On May 15th, 80 warehouse workers at seven Murphy Warehouse locations across the Twin Cities went on strike. Murphy Warehouse Company, a Minneapolis-based warehousing and logistics company, has a number of employees organized with Teamsters Local 120. On Friday the 17th, at one of the picket sites, I found a half dozen people holding the main driveway of Murphy Warehouse. A few hundred feet away, private anti-union security sat in their car, observing the scene.
I took a sign and walked with the workers. One worked at this site, others were supporters from other companies or Teamster organizers. I struck up conversation with the worker at the site and the issues that mattered to him that had resulted in the rejection of their contract and the resulting strike. He told me that despite health costs for the employer going down, Murphy was demanding that employee’s out-of-pocket cost be tripled. For years the workers came to the table with few demands – many of them believed in the ‘family’ atmosphere the bosses spoke about. Yet when the lawyers and consultants said there was profit to be gained by moving costs to the employees, those years of conciliatory bargaining meant nothing.
Strikes are a transformative experience for many of the workers who participate.
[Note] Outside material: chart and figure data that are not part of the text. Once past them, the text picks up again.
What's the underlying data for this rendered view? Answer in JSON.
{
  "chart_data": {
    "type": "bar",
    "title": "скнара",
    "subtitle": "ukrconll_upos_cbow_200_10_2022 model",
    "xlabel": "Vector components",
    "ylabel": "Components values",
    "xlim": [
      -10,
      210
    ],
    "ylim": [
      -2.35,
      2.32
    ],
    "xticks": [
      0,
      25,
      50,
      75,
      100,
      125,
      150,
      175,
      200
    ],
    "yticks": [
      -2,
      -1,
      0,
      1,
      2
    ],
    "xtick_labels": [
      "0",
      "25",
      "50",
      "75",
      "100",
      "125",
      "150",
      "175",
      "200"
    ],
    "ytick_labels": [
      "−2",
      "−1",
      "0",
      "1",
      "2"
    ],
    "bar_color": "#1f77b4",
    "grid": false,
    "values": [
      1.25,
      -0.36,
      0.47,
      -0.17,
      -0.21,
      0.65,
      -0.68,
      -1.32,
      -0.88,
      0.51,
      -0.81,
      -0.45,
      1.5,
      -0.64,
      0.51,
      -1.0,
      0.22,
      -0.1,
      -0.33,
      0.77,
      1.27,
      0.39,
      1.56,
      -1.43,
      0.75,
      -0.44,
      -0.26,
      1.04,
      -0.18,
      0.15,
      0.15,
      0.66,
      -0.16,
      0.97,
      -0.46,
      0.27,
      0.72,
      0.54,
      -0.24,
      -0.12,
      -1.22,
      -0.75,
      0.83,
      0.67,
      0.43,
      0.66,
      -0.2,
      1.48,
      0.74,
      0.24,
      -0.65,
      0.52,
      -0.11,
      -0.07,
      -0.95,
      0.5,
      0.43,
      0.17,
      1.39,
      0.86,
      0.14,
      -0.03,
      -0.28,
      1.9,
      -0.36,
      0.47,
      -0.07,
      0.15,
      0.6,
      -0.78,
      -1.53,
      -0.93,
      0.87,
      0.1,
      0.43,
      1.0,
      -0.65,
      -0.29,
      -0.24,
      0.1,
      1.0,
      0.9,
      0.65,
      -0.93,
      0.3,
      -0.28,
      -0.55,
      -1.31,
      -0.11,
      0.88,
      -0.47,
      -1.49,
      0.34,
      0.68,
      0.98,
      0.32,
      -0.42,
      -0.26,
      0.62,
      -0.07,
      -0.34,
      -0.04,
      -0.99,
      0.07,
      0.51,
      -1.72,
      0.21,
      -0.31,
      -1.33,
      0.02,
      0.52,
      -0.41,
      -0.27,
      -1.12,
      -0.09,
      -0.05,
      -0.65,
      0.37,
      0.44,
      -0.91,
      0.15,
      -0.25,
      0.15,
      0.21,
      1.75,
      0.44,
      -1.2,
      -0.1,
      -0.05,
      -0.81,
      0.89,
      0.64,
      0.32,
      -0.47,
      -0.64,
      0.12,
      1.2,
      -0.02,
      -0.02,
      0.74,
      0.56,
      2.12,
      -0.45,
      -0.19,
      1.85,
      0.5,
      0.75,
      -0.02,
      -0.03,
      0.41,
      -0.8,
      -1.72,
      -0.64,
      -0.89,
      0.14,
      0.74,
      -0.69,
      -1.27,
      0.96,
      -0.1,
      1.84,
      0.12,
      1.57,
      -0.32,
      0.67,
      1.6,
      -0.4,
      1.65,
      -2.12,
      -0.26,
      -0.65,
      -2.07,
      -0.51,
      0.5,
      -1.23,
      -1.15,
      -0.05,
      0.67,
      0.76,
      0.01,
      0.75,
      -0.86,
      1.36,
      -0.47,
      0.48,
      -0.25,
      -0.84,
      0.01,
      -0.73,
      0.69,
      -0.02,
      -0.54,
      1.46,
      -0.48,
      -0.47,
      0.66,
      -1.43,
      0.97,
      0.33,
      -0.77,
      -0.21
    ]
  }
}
Walking out of the workplace and withholding one’s labor can be a revelation in the power held by working people, but it can also be difficult, painful, and traumatic to the people, families, and communities impacted. This is effect is intensified the longer the strike goes on. The strike also lays bare the class relations between workers and the owner, as the workers witness the extent to which bosses will go to oppose them – private security, scabs, and lawyers.
I told the folks at the picket line I was from DSA and that I’d try to get more people out to walk the picket line with them. I came through on that promise the next day when nearly 20 comrades came out after our general meeting. When we arrived, there was only one worker pacing the driveway. Soon, we had a rowdy group of socialists marching and getting drivers to honk in solidarity as they passed.
Many of us have grown up in a time of declining union militancy, so as we reverse that trend I’d like to suggest a few tips for your first visit to a picket line:
- Park off site. The picket line is both a symbolic line and a legal one! It’s best not to have any property on-site, that includes a car if you need to drive to the location. You may also want to identify a nearby gas station where you can use a bathroom if the picket isn’t providing one.
- Ask how you can help. The workers are running the show and you’re there to demonstrate your support. Often they want you to help them march or stand in a specific spot, but sometimes they need someone to hand out flyers or run an errand like getting water or snacks for workers.
- Talk with the workers. This is a great chance to hear from other people about the effect capitalism is having on their lives and what they are doing about it. Why did they go on strike? How did it go down? What do they want to see changed? Let them know who you are, what organization (like DSA!) you’re with, and why you came out, but a good organizing conversation should have them talking more than you.
- Solidarity isn’t a transaction. If a worker is on strike, then the boss is doing the radicalizing already. This is a difficult time for most of the workers and you’re there to help. It’s a time they need allies, not a person telling them what they should think politically or trying to sell them a magazine. Let them know why you support them and feel free to share your own story. If you have a great conversation, exchange phone numbers so you can follow up later, but it’s not the time to make an ask of them.
- Bring your friends and spread the word. It’s a powerful experience to see workers standing up to the boss and to be able to lend them a hand. It’s a good chance not only to bring DSA members out, but also folks who you want to bring into DSA in the long run. Shoot them a text and make the ask for them to come out and join. Sharing your experience on social media and with your friends and family helps normalize workplace action and might even spark some reflection on their own workplace!
On May 24th, a new contract was ratified and the 80 workers returned to their jobs with a number of gains won through their action. This fight may be over, but the class war has new battles to wage every day and working people have yet to win one they don’t show up for. Workers struggles are at the center of our broader struggle against capitalism, and it is incumbent on us to help those who put their livelihood on the line fighting for better conditions for themselves and the working class as a whole.